ST. JOHN THE BAPTIST BYZANTINE RITE CATHEDRAL

The parish of ST. JOHN THE BAPTIST BYZANTINE RITE CATHEDRAL was established in 1898. It is considered the mother church of the Ruthenian Byzantine Rite Catholic church in Ohio. St. John's earliest services were held at St. Joseph's chapel at E. 23rd and Woodland Ave. The first pastor was Rev. Ivan Matyaczko (sometimes listed as F. Matyack), who was succeeded ca. 1900 by Rev. Peter Keselak. A rented hall at Woodland and Perry (now E. 22nd) streets was used from about 1899 until a church building at the southwest corner of Scovill (now Community College) and E. 22nd streets was purchased in 1901. At this time the parish was known as St. John's United Greek Church. A triple-domed church was built on the site of the old in 1913 under the leadership of Rev. Stefan Makar.

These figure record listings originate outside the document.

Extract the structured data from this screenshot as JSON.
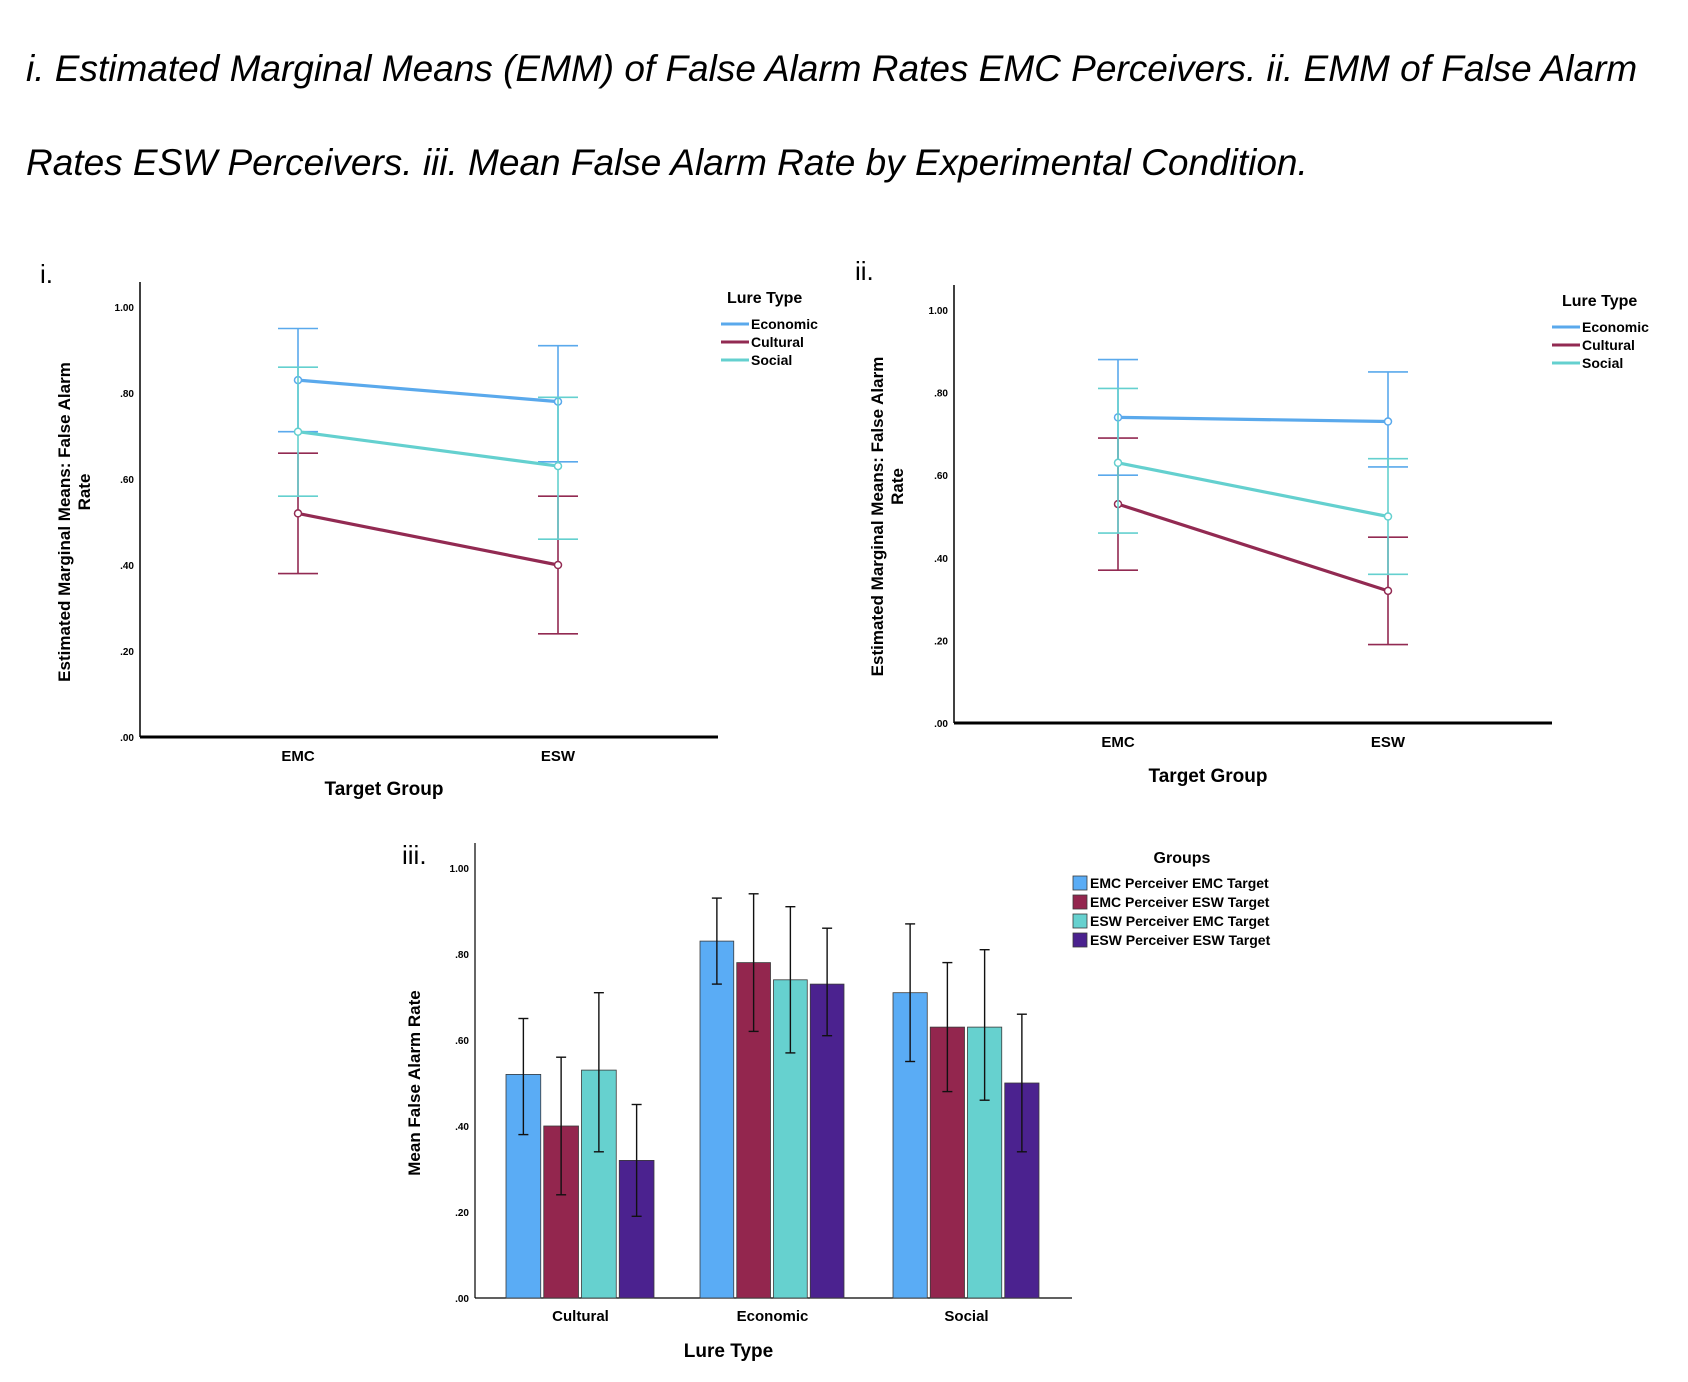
{
  "caption": "i. Estimated Marginal Means (EMM) of False Alarm Rates EMC Perceivers. ii. EMM of False Alarm Rates ESW Perceivers. iii. Mean False Alarm Rate by Experimental Condition.",
  "chart_data": [
    {
      "panel": "i.",
      "type": "line",
      "categories": [
        "EMC",
        "ESW"
      ],
      "xlabel": "Target Group",
      "ylabel": "Estimated Marginal Means: False Alarm Rate",
      "ylim": [
        0,
        1
      ],
      "yticks": [
        0,
        0.2,
        0.4,
        0.6,
        0.8,
        1.0
      ],
      "ytick_labels": [
        ".00",
        ".20",
        ".40",
        ".60",
        ".80",
        "1.00"
      ],
      "legend_title": "Lure Type",
      "legend_position": "top-right",
      "series": [
        {
          "name": "Economic",
          "color": "#5aa9ec",
          "values": [
            0.83,
            0.78
          ],
          "lower": [
            0.71,
            0.64
          ],
          "upper": [
            0.95,
            0.91
          ]
        },
        {
          "name": "Cultural",
          "color": "#922a52",
          "values": [
            0.52,
            0.4
          ],
          "lower": [
            0.38,
            0.24
          ],
          "upper": [
            0.66,
            0.56
          ]
        },
        {
          "name": "Social",
          "color": "#64d0cf",
          "values": [
            0.71,
            0.63
          ],
          "lower": [
            0.56,
            0.46
          ],
          "upper": [
            0.86,
            0.79
          ]
        }
      ]
    },
    {
      "panel": "ii.",
      "type": "line",
      "categories": [
        "EMC",
        "ESW"
      ],
      "xlabel": "Target Group",
      "ylabel": "Estimated Marginal Means: False Alarm Rate",
      "ylim": [
        0,
        1
      ],
      "yticks": [
        0,
        0.2,
        0.4,
        0.6,
        0.8,
        1.0
      ],
      "ytick_labels": [
        ".00",
        ".20",
        ".40",
        ".60",
        ".80",
        "1.00"
      ],
      "legend_title": "Lure Type",
      "legend_position": "top-right",
      "series": [
        {
          "name": "Economic",
          "color": "#5aa9ec",
          "values": [
            0.74,
            0.73
          ],
          "lower": [
            0.6,
            0.62
          ],
          "upper": [
            0.88,
            0.85
          ]
        },
        {
          "name": "Cultural",
          "color": "#922a52",
          "values": [
            0.53,
            0.32
          ],
          "lower": [
            0.37,
            0.19
          ],
          "upper": [
            0.69,
            0.45
          ]
        },
        {
          "name": "Social",
          "color": "#64d0cf",
          "values": [
            0.63,
            0.5
          ],
          "lower": [
            0.46,
            0.36
          ],
          "upper": [
            0.81,
            0.64
          ]
        }
      ]
    },
    {
      "panel": "iii.",
      "type": "bar",
      "categories": [
        "Cultural",
        "Economic",
        "Social"
      ],
      "xlabel": "Lure Type",
      "ylabel": "Mean False Alarm Rate",
      "ylim": [
        0,
        1
      ],
      "yticks": [
        0,
        0.2,
        0.4,
        0.6,
        0.8,
        1.0
      ],
      "ytick_labels": [
        ".00",
        ".20",
        ".40",
        ".60",
        ".80",
        "1.00"
      ],
      "legend_title": "Groups",
      "legend_position": "top-right",
      "series": [
        {
          "name": "EMC Perceiver EMC Target",
          "color": "#5aacf5",
          "values": [
            0.52,
            0.83,
            0.71
          ],
          "lower": [
            0.38,
            0.73,
            0.55
          ],
          "upper": [
            0.65,
            0.93,
            0.87
          ]
        },
        {
          "name": "EMC Perceiver ESW Target",
          "color": "#93264e",
          "values": [
            0.4,
            0.78,
            0.63
          ],
          "lower": [
            0.24,
            0.62,
            0.48
          ],
          "upper": [
            0.56,
            0.94,
            0.78
          ]
        },
        {
          "name": "ESW Perceiver EMC Target",
          "color": "#66d1cf",
          "values": [
            0.53,
            0.74,
            0.63
          ],
          "lower": [
            0.34,
            0.57,
            0.46
          ],
          "upper": [
            0.71,
            0.91,
            0.81
          ]
        },
        {
          "name": "ESW Perceiver ESW Target",
          "color": "#4b228f",
          "values": [
            0.32,
            0.73,
            0.5
          ],
          "lower": [
            0.19,
            0.61,
            0.34
          ],
          "upper": [
            0.45,
            0.86,
            0.66
          ]
        }
      ]
    }
  ]
}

Rev. Stephan Gulyassy became pastor of the church in 1922. Rev. Gulyassy, who arrived when the church was divided by factions, stabilized the parish and guided the growth of the church until his death in 1966. In the late 1950s, St. John's was threatened by the construction of the innerbelt. A new church, part of a planned Byzantine Catholic Center, was begun in 1959 at Snow and Broadview roads in Parma. It was designed by architect John F. Lipaj in the Byzantine style. The new church was dedicated on 6 Nov. 1960 and the old church demolished in 1961. An elementary school was begun in 1962 and that same year a convent was purchased. In 1969 the church became a cathedral and the seat of the Ruthenian Byzantine Catholic Diocese of Parma.